Yep – that’s this Friday at 7 pm, and this Saturday at 3 pm.  It will be a staged reading with provocative choreography by Black Label Movement’s Carl Flink, gorgeous costumes, and lovely stage pictures developed by the ensemble and Tectonic Theater Project company members.

In addition to general ensemble work, I portray the firey Matilda ‘Max’ Hays – Charlotte Cushman’s first longterm lover and spouse.  The Max who, in my rehearsing hands, is terribly clumsy.  And unfortunately that’s not a character choice.  It’s a problem.  A funny problem, but a problem nonetheless.

In general, I think of myself as relatively graceful.  But once you put me in a corset and very large hoopskirt, add a mirrored room, a choreographer, and some dancers, I become terribly, terribly clumsy.  I’ve knocked things over.  I’ve fallen over.  I’ve fallen over things I’ve knocked over.

One afternoon found me attempting a choreographed move where I sit on a bench, lay my head into Charlotte’s lap, then widely swing my legs over the back of the bench (intentionally baring bloomers and all), before standing and continuing off in the opposite direction.  Sounds simple enough, right?  I mean, hell, I practice yoga – I can balance!
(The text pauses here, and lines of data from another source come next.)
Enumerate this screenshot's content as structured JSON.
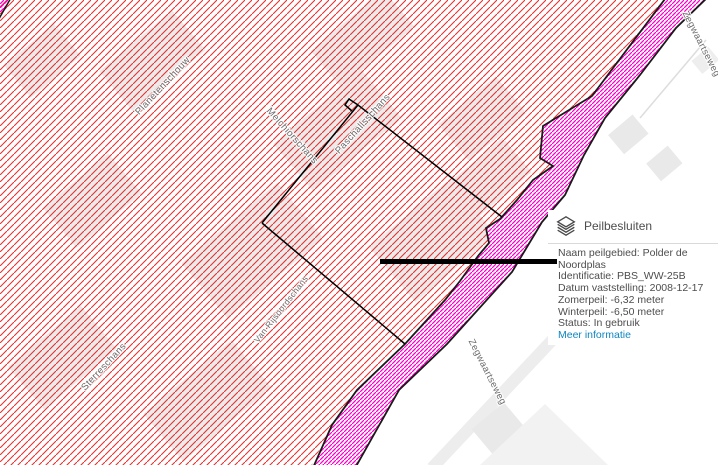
{
  "map": {
    "street_labels": [
      {
        "text": "Planetenschouw"
      },
      {
        "text": "Melchiorschans"
      },
      {
        "text": "Paschalisschans"
      },
      {
        "text": "Van Rijsoordschans"
      },
      {
        "text": "Sterreschans"
      },
      {
        "text": "Zegwaartseweg"
      },
      {
        "text": "Zegwaartseweg"
      }
    ],
    "colors": {
      "peilgebied_hatch": "#e8312e",
      "corridor_hatch": "#ff00cc",
      "boundary": "#000000",
      "label_gray": "#6b6b6b"
    }
  },
  "popup": {
    "icon": "layers-icon",
    "title": "Peilbesluiten",
    "fields": [
      {
        "label": "Naam peilgebied",
        "value": "Polder de Noordplas"
      },
      {
        "label": "Identificatie",
        "value": "PBS_WW-25B"
      },
      {
        "label": "Datum vaststelling",
        "value": "2008-12-17"
      },
      {
        "label": "Zomerpeil",
        "value": "-6,32 meter"
      },
      {
        "label": "Winterpeil",
        "value": "-6,50 meter"
      },
      {
        "label": "Status",
        "value": "In gebruik"
      }
    ],
    "link": {
      "label": "Meer informatie",
      "color": "#0d85c0"
    }
  }
}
And it was simple, in theory, until I misjudged the distance between my rear and her lap (compounded by the wonky physics of a hoopskirt in motion) got off balance, and ended up doing a face-plant onto the floor in front of her.  And of course it had to be in slow-motion.  Hilarious?  Mortifying?  YES!  Yes, it was all that AND MORE!

Another rehearsal brought minor destruction.  I was entering closely behind Charlotte: step, step, step, step, RIIIIIP.  We freeze with huge eyes.  I let out a tiny “sorry!” and hang my head in bewildered shame.  I had stepped on the lead’s hoop skirt and given it a very new, very large hole.  What the hell?!

I’ve taken to lamenting in my deepest, most pathetic register, “Clumsy Max is sorry.”  I don’t know that it helps any, but it certainly makes me feel a little better.  Laughing at myself is a sweet, sweet salve.